Un vrai risque pour l'entreprise
Les violences sexistes et sexuelles impactent en premier lieu la
victime, ont rappelé les intervenantes. Elle est affectée aussi bien sur le
plan physique que psychologique. Cela se traduit par toutes sortes de
symptômes, comme le sentiment de culpabilité, l’anxiété ou le stress. Des
addictions peuvent s’installer et, dans le pire des cas, mener la victime à
faire des tentatives de suicide.
Mais les conséquences de ces violences ne s’arrêtent pas là et
vont aussi se répercuter sur son travail. La victime de violences subit par la
suite une perte de confiance qui va impacter ses compétences. La
déconcentration est l’un des symptômes et celui-ci va directement impacter les
performances du salarié, qui risque la double peine en cas de désinsertion, de
licenciement ou de mutation. Ces répercussions peuvent s’immiscer jusque dans
la vie personnelle du salarié, notamment en cas d’arrêt maladie de longue durée
avec la baisse des indemnités qui peut mener à un endettement, des difficultés
avec l’entourage qui se cumulent, et une rupture de la vie sociale.

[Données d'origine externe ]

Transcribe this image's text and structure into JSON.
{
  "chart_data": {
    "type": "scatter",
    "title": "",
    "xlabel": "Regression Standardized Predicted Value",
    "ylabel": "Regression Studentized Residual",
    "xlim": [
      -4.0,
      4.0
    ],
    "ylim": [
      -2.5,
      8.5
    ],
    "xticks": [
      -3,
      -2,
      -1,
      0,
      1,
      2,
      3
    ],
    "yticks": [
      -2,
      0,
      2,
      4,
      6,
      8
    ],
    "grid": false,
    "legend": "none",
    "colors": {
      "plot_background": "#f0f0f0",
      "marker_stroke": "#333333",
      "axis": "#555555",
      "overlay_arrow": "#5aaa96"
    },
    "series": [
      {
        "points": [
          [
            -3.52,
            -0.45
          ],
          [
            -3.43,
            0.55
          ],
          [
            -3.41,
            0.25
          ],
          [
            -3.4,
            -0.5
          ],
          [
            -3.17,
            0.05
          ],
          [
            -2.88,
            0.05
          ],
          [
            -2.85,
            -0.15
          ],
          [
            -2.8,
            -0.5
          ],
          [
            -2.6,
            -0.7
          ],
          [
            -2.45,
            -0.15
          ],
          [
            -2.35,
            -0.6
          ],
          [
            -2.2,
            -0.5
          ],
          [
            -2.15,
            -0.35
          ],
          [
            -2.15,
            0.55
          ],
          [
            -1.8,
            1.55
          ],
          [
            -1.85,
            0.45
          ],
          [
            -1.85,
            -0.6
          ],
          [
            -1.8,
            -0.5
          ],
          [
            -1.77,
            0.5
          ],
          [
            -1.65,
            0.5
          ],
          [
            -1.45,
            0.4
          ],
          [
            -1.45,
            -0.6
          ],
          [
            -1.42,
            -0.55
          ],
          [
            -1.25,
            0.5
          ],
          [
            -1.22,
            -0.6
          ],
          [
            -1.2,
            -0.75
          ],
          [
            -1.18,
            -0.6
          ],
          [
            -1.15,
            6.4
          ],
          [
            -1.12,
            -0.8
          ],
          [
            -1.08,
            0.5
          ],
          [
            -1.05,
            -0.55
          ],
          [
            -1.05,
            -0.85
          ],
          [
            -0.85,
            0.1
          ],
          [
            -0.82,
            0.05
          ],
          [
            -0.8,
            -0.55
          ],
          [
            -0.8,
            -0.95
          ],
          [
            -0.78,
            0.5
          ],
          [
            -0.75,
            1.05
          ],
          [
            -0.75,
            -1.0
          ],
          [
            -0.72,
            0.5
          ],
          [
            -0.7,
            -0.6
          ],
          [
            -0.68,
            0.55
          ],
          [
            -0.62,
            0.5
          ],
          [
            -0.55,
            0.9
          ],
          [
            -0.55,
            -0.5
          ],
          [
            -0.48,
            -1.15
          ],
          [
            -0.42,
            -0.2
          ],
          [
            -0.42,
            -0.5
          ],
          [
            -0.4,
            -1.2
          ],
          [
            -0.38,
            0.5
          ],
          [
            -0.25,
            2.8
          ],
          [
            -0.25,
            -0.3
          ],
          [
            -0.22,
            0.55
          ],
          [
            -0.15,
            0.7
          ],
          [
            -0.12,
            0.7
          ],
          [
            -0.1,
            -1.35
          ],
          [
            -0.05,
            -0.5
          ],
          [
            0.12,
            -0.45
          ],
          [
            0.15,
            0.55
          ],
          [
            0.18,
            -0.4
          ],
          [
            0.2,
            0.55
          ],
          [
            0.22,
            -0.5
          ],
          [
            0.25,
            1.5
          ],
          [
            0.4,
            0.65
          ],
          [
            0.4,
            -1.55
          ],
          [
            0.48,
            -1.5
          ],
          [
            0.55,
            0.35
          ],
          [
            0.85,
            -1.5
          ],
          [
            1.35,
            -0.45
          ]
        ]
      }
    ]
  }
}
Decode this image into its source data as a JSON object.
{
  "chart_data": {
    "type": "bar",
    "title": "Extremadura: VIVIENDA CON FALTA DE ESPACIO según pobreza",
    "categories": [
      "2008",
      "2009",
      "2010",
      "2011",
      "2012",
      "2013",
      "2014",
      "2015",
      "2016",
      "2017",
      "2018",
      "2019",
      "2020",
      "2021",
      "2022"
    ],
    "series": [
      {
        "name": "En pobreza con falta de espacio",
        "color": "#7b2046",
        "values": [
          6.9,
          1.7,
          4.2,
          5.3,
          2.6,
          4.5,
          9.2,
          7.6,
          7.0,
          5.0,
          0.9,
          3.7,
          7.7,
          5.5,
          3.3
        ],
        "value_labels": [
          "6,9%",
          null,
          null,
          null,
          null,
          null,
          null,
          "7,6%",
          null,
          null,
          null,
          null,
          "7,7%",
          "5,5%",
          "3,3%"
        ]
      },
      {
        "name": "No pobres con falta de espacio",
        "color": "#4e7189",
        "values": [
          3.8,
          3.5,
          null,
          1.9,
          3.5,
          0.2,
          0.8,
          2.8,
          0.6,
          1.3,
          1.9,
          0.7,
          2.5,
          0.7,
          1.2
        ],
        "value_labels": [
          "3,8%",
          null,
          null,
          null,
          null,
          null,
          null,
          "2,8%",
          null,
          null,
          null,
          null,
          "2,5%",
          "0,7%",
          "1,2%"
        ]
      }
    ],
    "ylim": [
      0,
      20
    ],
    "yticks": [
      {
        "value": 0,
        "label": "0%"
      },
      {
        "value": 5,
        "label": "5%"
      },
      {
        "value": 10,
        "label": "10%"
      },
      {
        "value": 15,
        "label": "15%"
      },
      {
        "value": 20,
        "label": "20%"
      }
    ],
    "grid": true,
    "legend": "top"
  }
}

Les violences sexistes et sexuelles sont donc de plus en plus
considérées comme un vrai risque pour l’entreprise. En effet, ces violences
vont impacter «
les équipes, le collectif dans le travail, l’ambiance de travail qui se dégrade
avec des tensions et des clivages entre salariés », a souligné
Florence Chappert. De même, cela peut affecter l’économie de l’entreprise et
porter « atteinte à
l’image de l’entreprise, dont il peut découler une perte des talents, un manque
d’attractivité voire des contentieux ».